Washington, D.C. – Congressman G. K. Butterfield applauded passage of Wall Street financial reforms in the House today, saying many provisions will help and protect people affected by the economic crisis.
“This will finally bring an end to the unchecked, risky and irresponsible gambles on the part of America’s financial institutions,” Butterfield said.
Butterfield said the Wall Street Reform and Consumer Protection Act, approved by a 223 to 202 vote, will end taxpayer-funded bailouts, protect consumers from predatory lending, safeguard retirement and college savings from unnecessary risks and require much greater transparency and accountability for financial institutions.
He also said that several other key provisions would provide resources and relief to communities hit hard by the economic decline.
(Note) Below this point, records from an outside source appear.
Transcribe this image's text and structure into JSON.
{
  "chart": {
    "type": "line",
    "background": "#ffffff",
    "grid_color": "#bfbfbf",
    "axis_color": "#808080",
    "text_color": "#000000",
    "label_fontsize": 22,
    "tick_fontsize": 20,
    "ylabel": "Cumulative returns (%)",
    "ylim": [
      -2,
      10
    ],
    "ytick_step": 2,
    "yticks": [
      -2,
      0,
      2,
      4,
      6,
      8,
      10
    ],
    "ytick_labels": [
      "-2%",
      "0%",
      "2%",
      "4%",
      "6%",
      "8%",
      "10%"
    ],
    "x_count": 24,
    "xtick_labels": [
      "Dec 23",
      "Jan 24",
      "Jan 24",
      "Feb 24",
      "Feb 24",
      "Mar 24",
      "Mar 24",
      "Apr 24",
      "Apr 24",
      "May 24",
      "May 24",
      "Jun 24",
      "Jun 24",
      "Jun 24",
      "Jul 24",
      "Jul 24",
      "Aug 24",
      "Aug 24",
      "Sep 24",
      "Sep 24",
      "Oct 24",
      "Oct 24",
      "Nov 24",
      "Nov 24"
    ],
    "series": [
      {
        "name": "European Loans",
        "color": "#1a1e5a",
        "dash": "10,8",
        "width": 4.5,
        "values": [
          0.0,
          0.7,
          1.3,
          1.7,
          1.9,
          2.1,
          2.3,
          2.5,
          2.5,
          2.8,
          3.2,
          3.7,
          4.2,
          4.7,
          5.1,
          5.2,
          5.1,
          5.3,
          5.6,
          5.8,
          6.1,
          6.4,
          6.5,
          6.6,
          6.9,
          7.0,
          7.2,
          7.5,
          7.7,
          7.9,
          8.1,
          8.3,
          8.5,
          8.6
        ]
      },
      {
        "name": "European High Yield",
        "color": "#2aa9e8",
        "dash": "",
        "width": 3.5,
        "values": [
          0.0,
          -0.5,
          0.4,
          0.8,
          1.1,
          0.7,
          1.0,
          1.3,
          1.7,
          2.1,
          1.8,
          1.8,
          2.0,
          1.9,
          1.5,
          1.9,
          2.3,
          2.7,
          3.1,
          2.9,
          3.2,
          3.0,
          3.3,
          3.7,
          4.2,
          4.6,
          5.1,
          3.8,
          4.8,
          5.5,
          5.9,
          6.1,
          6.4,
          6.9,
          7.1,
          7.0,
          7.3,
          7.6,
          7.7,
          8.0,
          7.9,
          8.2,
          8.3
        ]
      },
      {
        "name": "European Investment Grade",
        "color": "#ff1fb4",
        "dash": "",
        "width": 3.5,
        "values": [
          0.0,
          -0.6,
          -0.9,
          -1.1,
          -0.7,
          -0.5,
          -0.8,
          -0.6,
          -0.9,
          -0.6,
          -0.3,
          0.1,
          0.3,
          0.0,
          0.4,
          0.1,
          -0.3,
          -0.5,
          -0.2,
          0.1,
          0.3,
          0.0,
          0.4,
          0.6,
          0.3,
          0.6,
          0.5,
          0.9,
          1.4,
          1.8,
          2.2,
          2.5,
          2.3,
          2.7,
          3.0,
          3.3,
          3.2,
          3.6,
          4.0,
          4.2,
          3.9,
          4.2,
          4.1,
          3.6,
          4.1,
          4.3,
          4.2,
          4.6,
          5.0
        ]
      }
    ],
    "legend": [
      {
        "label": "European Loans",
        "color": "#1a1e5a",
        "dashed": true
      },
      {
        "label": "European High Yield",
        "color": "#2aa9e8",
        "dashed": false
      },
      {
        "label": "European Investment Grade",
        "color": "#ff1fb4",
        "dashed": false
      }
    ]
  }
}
Specifically, the bill includes $1 billion for Department of Housing and Urban Development’s Neighborhood Stabilization Program (NSP). Under the program, local government can use the funds to purchase, rehabilitate and redevelop foreclosed, abandoned housing, and to alleviate blight properties.
He said that the bill also includes $3 billion in low-interest loans for unemployed or underemployed homeowners who are struggling to pay their mortgages. Under the bill, homeowners must be at least three months behind on their mortgage payments and must have a reasonable prospect of being able to resume making full mortgage payments.
The legislation would also create a new Consumer Financial Protection Agency to protect families and small businesses by ensuring bank loans, mortgages and credit cards are fair, affordable, and understandable. Butterfield explained that the new agency would streamline the role of protecting ordinary Americans’ financial security.
“The economic crisis has revealed the vital need for a stand-alone agency with the singular mission of protecting the rights of consumers,” Butterfield said.

Additionally, Butterfield said, the bill gives the Securities and Exchange Commission new enforcement powers and requires hedge funds and private equity funds to register.
He said it also enhances oversight and transparency of the credit rating agencies; addresses egregious executive compensation by allowing shareholders to have “say on pay;” and, limits the risky pay practices of bank executives who jeopardized banks’ soundness.